Thank you everyone :-) So much happier now. I'm a natural worrier, so although I haven't dwelt on it as such, I have had concerns (partly fuelled by things I've read on here).
And my date has moved forward 3 or 4 days, depending whose you use, but they haven't filled in that box on my green book, so maybe that will be after my next scan on 5th Feb.
Glad your appt went well, Child, and your scan, Guinea. And anyone I've missed on my phone.
Good luck to those with scans soon. :-)
And that's a real bugger, Wing. Bloody stomach bugs :-(
But better now than Christmas? Maybe. Though it is rubbish your birthday's affected.

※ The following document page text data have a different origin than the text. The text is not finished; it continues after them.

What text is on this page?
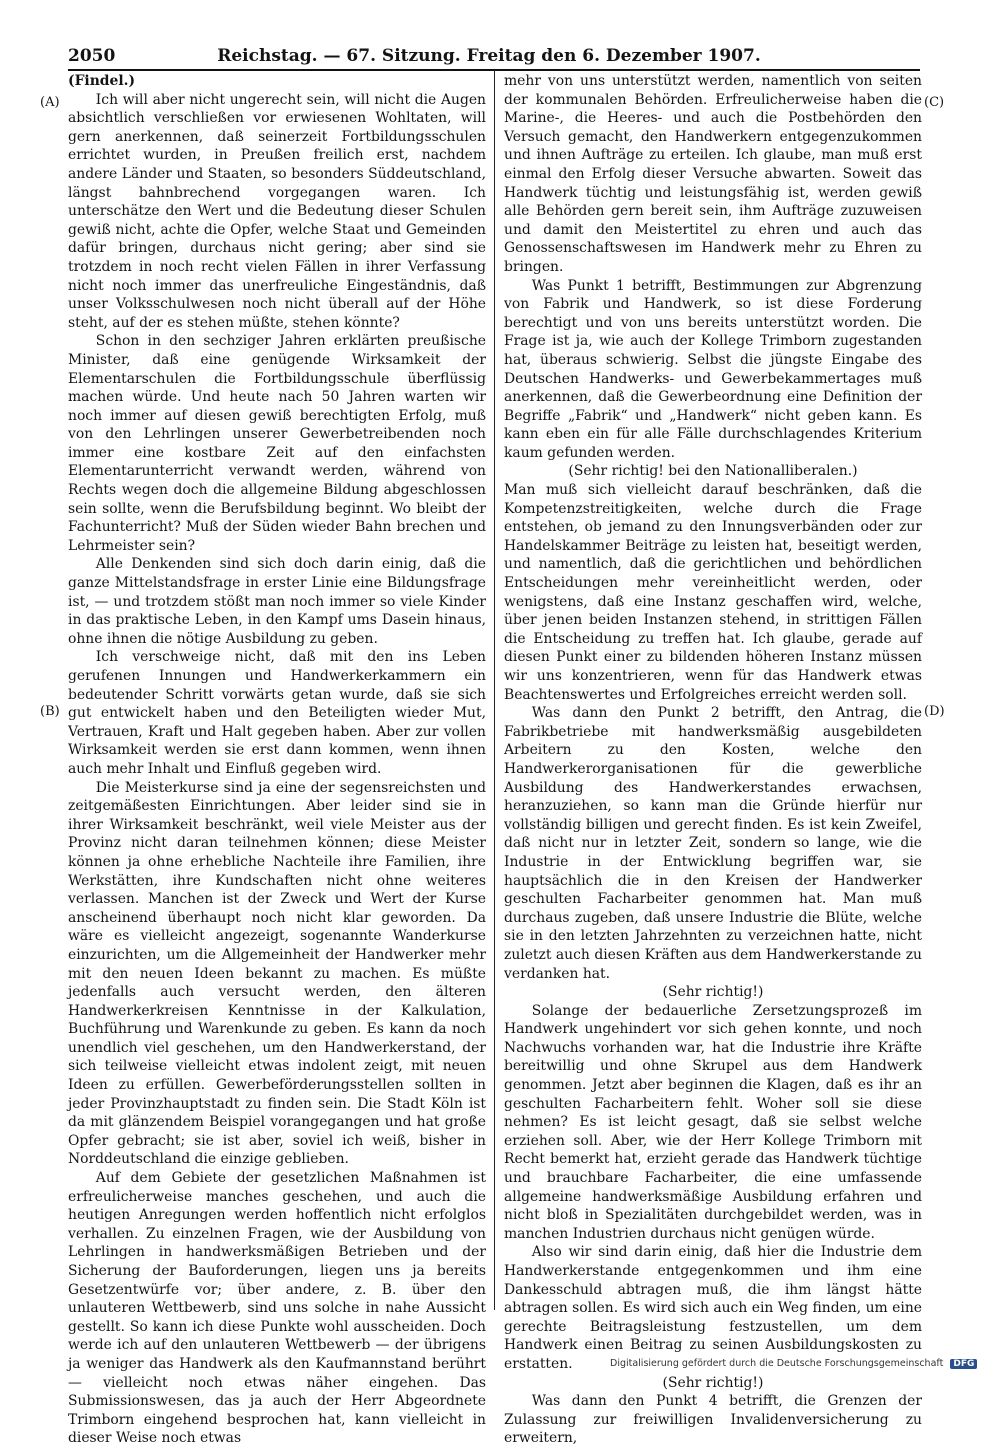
2050	Reichstag. — 67. Sitzung. Freitag den 6. Dezember 1907.
(A)
(B)
(C)
(D)

(Findel.)

Ich will aber nicht ungerecht sein, will nicht die Augen absichtlich verschließen vor erwiesenen Wohltaten, will gern anerkennen, daß seinerzeit Fortbildungsschulen errichtet wurden, in Preußen freilich erst, nachdem andere Länder und Staaten, so besonders Süddeutschland, längst bahnbrechend vorgegangen waren. Ich unterschätze den Wert und die Bedeutung dieser Schulen gewiß nicht, achte die Opfer, welche Staat und Gemeinden dafür bringen, durchaus nicht gering; aber sind sie trotzdem in noch recht vielen Fällen in ihrer Verfassung nicht noch immer das unerfreuliche Eingeständnis, daß unser Volksschulwesen noch nicht überall auf der Höhe steht, auf der es stehen müßte, stehen könnte?

Schon in den sechziger Jahren erklärten preußische Minister, daß eine genügende Wirksamkeit der Elementarschulen die Fortbildungsschule überflüssig machen würde. Und heute nach 50 Jahren warten wir noch immer auf diesen gewiß berechtigten Erfolg, muß von den Lehrlingen unserer Gewerbetreibenden noch immer eine kostbare Zeit auf den einfachsten Elementarunterricht verwandt werden, während von Rechts wegen doch die allgemeine Bildung abgeschlossen sein sollte, wenn die Berufsbildung beginnt. Wo bleibt der Fachunterricht? Muß der Süden wieder Bahn brechen und Lehrmeister sein?

Alle Denkenden sind sich doch darin einig, daß die ganze Mittelstandsfrage in erster Linie eine Bildungsfrage ist, — und trotzdem stößt man noch immer so viele Kinder in das praktische Leben, in den Kampf ums Dasein hinaus, ohne ihnen die nötige Ausbildung zu geben.

Ich verschweige nicht, daß mit den ins Leben gerufenen Innungen und Handwerkerkammern ein bedeutender Schritt vorwärts getan wurde, daß sie sich gut entwickelt haben und den Beteiligten wieder Mut, Vertrauen, Kraft und Halt gegeben haben. Aber zur vollen Wirksamkeit werden sie erst dann kommen, wenn ihnen auch mehr Inhalt und Einfluß gegeben wird.

Die Meisterkurse sind ja eine der segensreichsten und zeitgemäßesten Einrichtungen. Aber leider sind sie in ihrer Wirksamkeit beschränkt, weil viele Meister aus der Provinz nicht daran teilnehmen können; diese Meister können ja ohne erhebliche Nachteile ihre Familien, ihre Werkstätten, ihre Kundschaften nicht ohne weiteres verlassen. Manchen ist der Zweck und Wert der Kurse anscheinend überhaupt noch nicht klar geworden. Da wäre es vielleicht angezeigt, sogenannte Wanderkurse einzurichten, um die Allgemeinheit der Handwerker mehr mit den neuen Ideen bekannt zu machen. Es müßte jedenfalls auch versucht werden, den älteren Handwerkerkreisen Kenntnisse in der Kalkulation, Buchführung und Warenkunde zu geben. Es kann da noch unendlich viel geschehen, um den Handwerkerstand, der sich teilweise vielleicht etwas indolent zeigt, mit neuen Ideen zu erfüllen. Gewerbeförderungsstellen sollten in jeder Provinzhauptstadt zu finden sein. Die Stadt Köln ist da mit glänzendem Beispiel vorangegangen und hat große Opfer gebracht; sie ist aber, soviel ich weiß, bisher in Norddeutschland die einzige geblieben.

Auf dem Gebiete der gesetzlichen Maßnahmen ist erfreulicherweise manches geschehen, und auch die heutigen Anregungen werden hoffentlich nicht erfolglos verhallen. Zu einzelnen Fragen, wie der Ausbildung von Lehrlingen in handwerksmäßigen Betrieben und der Sicherung der Bauforderungen, liegen uns ja bereits Gesetzentwürfe vor; über andere, z. B. über den unlauteren Wettbewerb, sind uns solche in nahe Aussicht gestellt. So kann ich diese Punkte wohl ausscheiden. Doch werde ich auf den unlauteren Wettbewerb — der übrigens ja weniger das Handwerk als den Kaufmannstand berührt — vielleicht noch etwas näher eingehen. Das Submissionswesen, das ja auch der Herr Abgeordnete Trimborn eingehend besprochen hat, kann vielleicht in dieser Weise noch etwas

mehr von uns unterstützt werden, namentlich von seiten der kommunalen Behörden. Erfreulicherweise haben die Marine-, die Heeres- und auch die Postbehörden den Versuch gemacht, den Handwerkern entgegenzukommen und ihnen Aufträge zu erteilen. Ich glaube, man muß erst einmal den Erfolg dieser Versuche abwarten. Soweit das Handwerk tüchtig und leistungsfähig ist, werden gewiß alle Behörden gern bereit sein, ihm Aufträge zuzuweisen und damit den Meistertitel zu ehren und auch das Genossenschaftswesen im Handwerk mehr zu Ehren zu bringen.

Was Punkt 1 betrifft, Bestimmungen zur Abgrenzung von Fabrik und Handwerk, so ist diese Forderung berechtigt und von uns bereits unterstützt worden. Die Frage ist ja, wie auch der Kollege Trimborn zugestanden hat, überaus schwierig. Selbst die jüngste Eingabe des Deutschen Handwerks- und Gewerbekammertages muß anerkennen, daß die Gewerbeordnung eine Definition der Begriffe „Fabrik“ und „Handwerk“ nicht geben kann. Es kann eben ein für alle Fälle durchschlagendes Kriterium kaum gefunden werden.

(Sehr richtig! bei den Nationalliberalen.)

Man muß sich vielleicht darauf beschränken, daß die Kompetenzstreitigkeiten, welche durch die Frage entstehen, ob jemand zu den Innungsverbänden oder zur Handelskammer Beiträge zu leisten hat, beseitigt werden, und namentlich, daß die gerichtlichen und behördlichen Entscheidungen mehr vereinheitlicht werden, oder wenigstens, daß eine Instanz geschaffen wird, welche, über jenen beiden Instanzen stehend, in strittigen Fällen die Entscheidung zu treffen hat. Ich glaube, gerade auf diesen Punkt einer zu bildenden höheren Instanz müssen wir uns konzentrieren, wenn für das Handwerk etwas Beachtenswertes und Erfolgreiches erreicht werden soll.

Was dann den Punkt 2 betrifft, den Antrag, die Fabrikbetriebe mit handwerksmäßig ausgebildeten Arbeitern zu den Kosten, welche den Handwerkerorganisationen für die gewerbliche Ausbildung des Handwerkerstandes erwachsen, heranzuziehen, so kann man die Gründe hierfür nur vollständig billigen und gerecht finden. Es ist kein Zweifel, daß nicht nur in letzter Zeit, sondern so lange, wie die Industrie in der Entwicklung begriffen war, sie hauptsächlich die in den Kreisen der Handwerker geschulten Facharbeiter genommen hat. Man muß durchaus zugeben, daß unsere Industrie die Blüte, welche sie in den letzten Jahrzehnten zu verzeichnen hatte, nicht zuletzt auch diesen Kräften aus dem Handwerkerstande zu verdanken hat.

(Sehr richtig!)

Solange der bedauerliche Zersetzungsprozeß im Handwerk ungehindert vor sich gehen konnte, und noch Nachwuchs vorhanden war, hat die Industrie ihre Kräfte bereitwillig und ohne Skrupel aus dem Handwerk genommen. Jetzt aber beginnen die Klagen, daß es ihr an geschulten Facharbeitern fehlt. Woher soll sie diese nehmen? Es ist leicht gesagt, daß sie selbst welche erziehen soll. Aber, wie der Herr Kollege Trimborn mit Recht bemerkt hat, erzieht gerade das Handwerk tüchtige und brauchbare Facharbeiter, die eine umfassende allgemeine handwerksmäßige Ausbildung erfahren und nicht bloß in Spezialitäten durchgebildet werden, was in manchen Industrien durchaus nicht genügen würde.

Also wir sind darin einig, daß hier die Industrie dem Handwerkerstande entgegenkommen und ihm eine Dankesschuld abtragen muß, die ihm längst hätte abtragen sollen. Es wird sich auch ein Weg finden, um eine gerechte Beitragsleistung festzustellen, um dem Handwerk einen Beitrag zu seinen Ausbildungskosten zu erstatten.

(Sehr richtig!)

Was dann den Punkt 4 betrifft, die Grenzen der Zulassung zur freiwilligen Invalidenversicherung zu erweitern,

Digitalisierung gefördert durch die Deutsche Forschungsgemeinschaft DFG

Thanks. I've been sitting here feeling very sorry for myself
probably hormones too wondering what fun things DS will hopefully be up to and I haven't even made myself any tea yet because I can't be bothered. I could honestly cry definitely hormones then
Right. Must get food inside my stomach.
Make sure youbhave something yummy wing that you normally wouldn't have because your DH and DS wouldn't like it, then it will be a treat just for you!
I found some lamb in the freezer and made a curry. It was delish. I had another couple of portions left over so DH and DS can have some too at some point.
But if I wanted something just for me that they wouldn't eat? Hmm... I can't think of anything but I'd really have liked a proper home cooked lasagne with nice salad on the side and garlic bread. Oh well!
Shame you don't live down south as I do a mean lasagne! glad you had a nice dinner. I need to drag myself away from hobby city and put some dinner on for me and DH.
Nom nom all round!
I now feel bad talking about yummy curry and lasagne while poor DH is shivering upstairs in bed
Ooh what did you go for? I'm watching Masterchef to compound the foodie evening!
Chicken passanda, naan, special rice and some side dishes. Sharing with DH. I was nibbling the boys tea already so don't need a full take away!